L'expérience est le nom que chacun donne à ses erreurs
L’amphithéâtre de la Faculté des sciences de la santé(Fss) sert, depuis hier matin, de cadre aux travaux de la session ordinaire du Conseil consultatif national de l’enseignement secondaire, de la formation technique et professionnelle, au titre de l’année 2009. C’est le directeur de cabinet du ministre de l’Enseignement secondaire, de la formation technique et professionnelle, Mohamed Gibigaye, qui a procédé à l’ouverture des travaux.
Par : Edgar GNIMAVO
Les travaux de la session ordinaire du Conseil consultatif national de l’enseignement secondaire et de la formation technique et professionnelle, au titre de 2009, ont démarré depuis hier. Pendant trois jours, les participants auront à apprécier les résultats des commissions qui ont eu à sillonner toute l’étendue du territoire national, les établissements publics et privés d’enseignement secondaire et de formation technique et professionnelle ayant sollicité une ouverture pour la rentrée scolaire 2009-2010. Ces résultats se présentent comme suit : pour l’enseignement technique et la formation professionnelle : 50 demandes d’ouverture de collèges privés d’enseignement technique, 07 pour les centres privés de formation professionnelle et un pour les établissements parascolaires privés.
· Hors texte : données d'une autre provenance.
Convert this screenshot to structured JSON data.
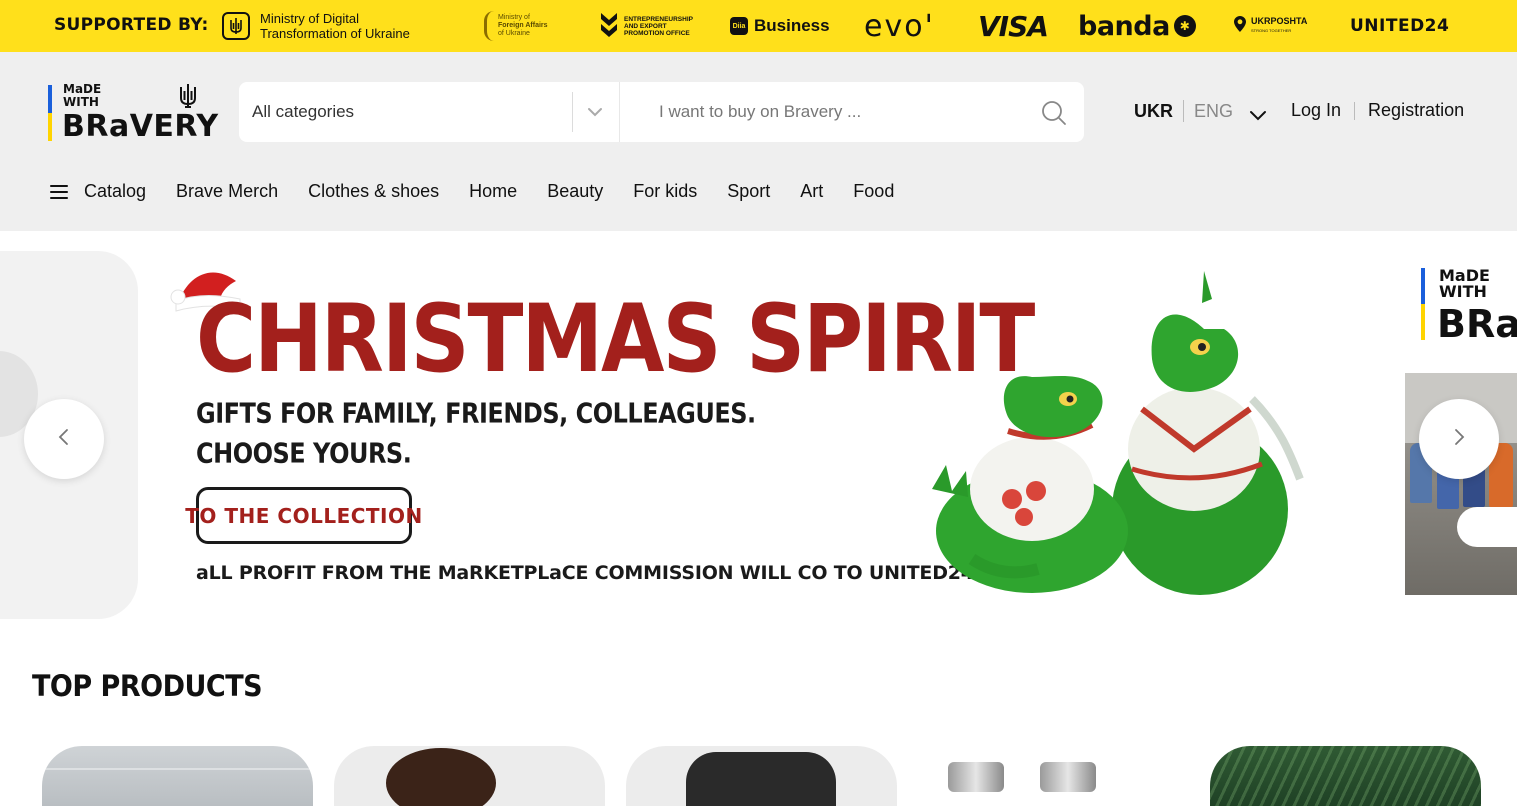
{
  "sponsors": {
    "label": "SUPPORTED BY:",
    "mindigit_line1": "Ministry of Digital",
    "mindigit_line2": "Transformation of Ukraine",
    "mfa_line1": "Ministry of",
    "mfa_line2": "Foreign Affairs",
    "mfa_line3": "of Ukraine",
    "epo_line1": "ENTREPRENEURSHIP",
    "epo_line2": "AND EXPORT",
    "epo_line3": "PROMOTION OFFICE",
    "diia_mark": "Diia",
    "diia_text": "Business",
    "evo": "evo'",
    "visa": "VISA",
    "banda": "banda",
    "ukrposhta": "UKRPOSHTA",
    "ukrposhta_sub": "STRONG TOGETHER",
    "united24": "UNITED24"
  },
  "logo": {
    "line1": "MaDE",
    "line2": "WITH",
    "line3": "BRaVERY"
  },
  "search": {
    "category_selected": "All categories",
    "placeholder": "I want to buy on Bravery ..."
  },
  "language": {
    "active": "UKR",
    "other": "ENG"
  },
  "auth": {
    "login": "Log In",
    "register": "Registration"
  },
  "nav": {
    "catalog": "Catalog",
    "items": [
      "Brave Merch",
      "Clothes & shoes",
      "Home",
      "Beauty",
      "For kids",
      "Sport",
      "Art",
      "Food"
    ]
  },
  "banner": {
    "title": "CHRISTMAS SPIRIT",
    "subtitle1": "GIFTS FOR FAMILY, FRIENDS, COLLEAGUES.",
    "subtitle2": "CHOOSE YOURS.",
    "cta": "TO THE COLLECTION",
    "footer": "aLL PROFIT FROM THE MaRKETPLaCE COMMISSION WILL CO TO UNITED24",
    "next_logo_line1": "MaDE",
    "next_logo_line2": "WITH",
    "next_logo_line3": "BRav"
  },
  "sections": {
    "top_products": "TOP PRODUCTS"
  },
  "colors": {
    "sponsor_bar": "#ffe01b",
    "header_bg": "#efefef",
    "banner_title": "#a3201c",
    "logo_blue": "#1a5fdb",
    "logo_yellow": "#ffd400"
  },
  "icons": {
    "search": "search-icon",
    "chevron": "chevron-down-icon",
    "menu": "hamburger-menu-icon",
    "arrow_left": "arrow-left-icon",
    "arrow_right": "arrow-right-icon"
  }
}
Pour l’enseignement secondaire général : 143 demandes d’autorisation d’ouverture d’établissements privés et 97 pour les établissements publics. Outre les dossiers de création ou d’ouverture d’établissements publics ou privés, les participants auront à examiner des dossiers de création de nouveaux groupes pédagogiques tant au premier cycle qu’au second cycle de l’enseignement secondaire général. Enfin, les conseillers vont se prononcer sur des dossiers de demande de changement de dénomination, de transfert de site et sur d’autres sujets relatifs à l’enseignement secondaire et à la formation technique et professionnelle. Après avoir souhaité la bienvenue aux participants, le directeur adjoint de la Programmation et de la Prospective, Henri Aboua, a rassuré que ceux-ci sont bien imprégnés des problèmes du sous-secteur de l’enseignement secondaire et mesurent l’enjeu des présents travaux au regard du déficit criard en personnel enseignant qualifié et en infrastructures pédagogiques que connaît le sous-secteur. Pour le directeur de cabinet, ce sous-secteur constitue le maillon de l’éducation qui permet à l’individu d’acquérir les compétences nécessaires pour se valoriser dans la société, contribuant ainsi au développement de sa personnalité et à son insertion sociale. « Il est donc normal que ce sous-secteur connaisse un engouement auprès des populations », a-t-il ajouté. C’est pourquoi, Mohamed Gibigaye exhorte les participants à travailler dans un souci d’équité, d’impartialité et dans une totale transparence pour qu’à la fin de leurs travaux, nul ne doute de la qualité des résultats qui en seront issus.